Types of Distributions
When datasets are graphed they form a picture that can aid in the interpretation of the information. The most commonly referred to type of distribution is called a normal distribution or normal curve and is often referred to as the bell shaped curve because it looks like a bell. A normal distribution is symmetrical, meaning the distribution and frequency of scores on the left side matches the distribution and frequency of scores on the right side.
The Normal Curve
Many distributions fall on a normal curve, especially when large samples of data are considered. These normal distributions include height, weight, IQ, SAT Scores, GRE and GMAT Scores, among many others. This is important to understand because if a distribution is normal, there are certain qualities that are consistent and help in quickly understanding the scores within the distribution
The mean, median, and mode of a normal distribution are identical and fall exactly in the center of the curve. This means that any score below the mean falls in the lower 50% of the distribution of scores and any score above the mean falls in the upper 50%. Also, the shape of the curve allows for a simple breakdown of sections. For instance, we know that 68% of the population fall between one and two standard deviations (See Measures of Variability Below) from the mean and that 95% of the population fall between two standard deviations from the mean. Figure 8.1 shows the percentage of scores that fall between each standard deviation.
IQ Score Distributions
As an example, lets look at the normal curve associated with IQ Scores (see the figure above). The mean, median, and mode of a Wechsler’s IQ Score is 100, which means that 50% of IQs fall at 100 or below and 50% fall at 100 or above. Since 68% of scores on a normal curve fall within one standard deviation and since an IQ score has a standard deviation of 15, we know that 68% of IQs fall between 85 and 115. Comparing the estimated percentages on the normal curve with the IQ scores, you can determine the percentile rank of scores merely by looking at the normal curve. For example, a person who scores at 115 performed better than 87% of the population, meaning that a score of 115 falls at the 87th percentile. Add up the percentages below a score of 115 and you will see how this percentile rank was determined. See if you can find the percentile rank of a score of 70.

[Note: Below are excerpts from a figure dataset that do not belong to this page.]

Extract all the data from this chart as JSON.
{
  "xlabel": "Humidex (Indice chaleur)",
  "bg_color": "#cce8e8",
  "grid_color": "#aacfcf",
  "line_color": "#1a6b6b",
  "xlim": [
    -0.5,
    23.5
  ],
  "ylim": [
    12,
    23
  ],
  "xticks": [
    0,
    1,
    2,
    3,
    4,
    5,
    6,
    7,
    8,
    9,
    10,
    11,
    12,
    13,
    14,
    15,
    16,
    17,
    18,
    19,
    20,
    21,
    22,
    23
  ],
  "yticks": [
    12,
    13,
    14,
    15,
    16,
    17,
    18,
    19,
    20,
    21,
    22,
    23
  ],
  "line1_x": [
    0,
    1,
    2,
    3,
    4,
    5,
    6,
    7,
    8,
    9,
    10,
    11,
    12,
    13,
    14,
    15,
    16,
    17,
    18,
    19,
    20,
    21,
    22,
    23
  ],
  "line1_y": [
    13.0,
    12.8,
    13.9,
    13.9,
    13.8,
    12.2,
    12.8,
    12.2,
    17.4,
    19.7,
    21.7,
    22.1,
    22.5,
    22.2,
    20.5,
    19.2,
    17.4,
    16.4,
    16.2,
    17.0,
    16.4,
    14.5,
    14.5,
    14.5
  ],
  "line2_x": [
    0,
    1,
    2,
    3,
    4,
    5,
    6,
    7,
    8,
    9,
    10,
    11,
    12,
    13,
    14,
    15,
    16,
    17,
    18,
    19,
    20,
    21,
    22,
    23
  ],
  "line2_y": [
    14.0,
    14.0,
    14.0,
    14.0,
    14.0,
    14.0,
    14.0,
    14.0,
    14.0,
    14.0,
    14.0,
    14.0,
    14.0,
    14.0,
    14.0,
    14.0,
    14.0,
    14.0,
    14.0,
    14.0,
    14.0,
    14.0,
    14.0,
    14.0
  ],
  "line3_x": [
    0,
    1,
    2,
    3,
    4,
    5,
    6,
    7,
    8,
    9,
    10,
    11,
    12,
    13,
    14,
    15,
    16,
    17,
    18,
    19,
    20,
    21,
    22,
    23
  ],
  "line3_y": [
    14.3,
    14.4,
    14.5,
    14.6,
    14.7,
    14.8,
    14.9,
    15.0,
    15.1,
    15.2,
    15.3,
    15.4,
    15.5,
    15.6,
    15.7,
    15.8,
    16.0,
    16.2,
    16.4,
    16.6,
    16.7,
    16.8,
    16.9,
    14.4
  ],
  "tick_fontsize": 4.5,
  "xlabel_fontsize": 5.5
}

Skew. The skew of a distribution refers to how the curve leans. When a curve has extreme scores on the right hand side of the distribution, it is said to be positively skewed. In other words, when high numbers are added to an otherwise normal distribution, the curve gets pulled in an upward or positive direction. When the curve is pulled downward by extreme low scores, it is said to be negatively skewed. The more skewed a distribution is, the more difficult it is to interpret.
Kurtosis. Kurtosis refers to the tails of a distribution. A normal distribution or normal curve is considered a perfect mesokurtic distribution. Curves that have more extreme tails than a normal curve are referred to as leptokurtic. Curves that have less extreme tails than a normal curve are said to be platykurtic.
Statistical procedures are designed specifically to be used with certain types of data, namely parametric and non-parametric. Parametric data consists of any data set that is of the ratio or interval type and which falls on a normally distributed curve. Non-parametric data consists of ordinal or ratio data that may or may not fall on a normal curve. When evaluating which statistic to use, it is important to keep this in mind. Using a parametric test (See Summary of Statistics in the Appendices) on non-parametric data can result in inaccurate results because of the difference in the quality of this data. Remember, in the ideal world, ratio, or at least interval data, is preferred and the tests designed for parametric data such as this tend to be the most powerful.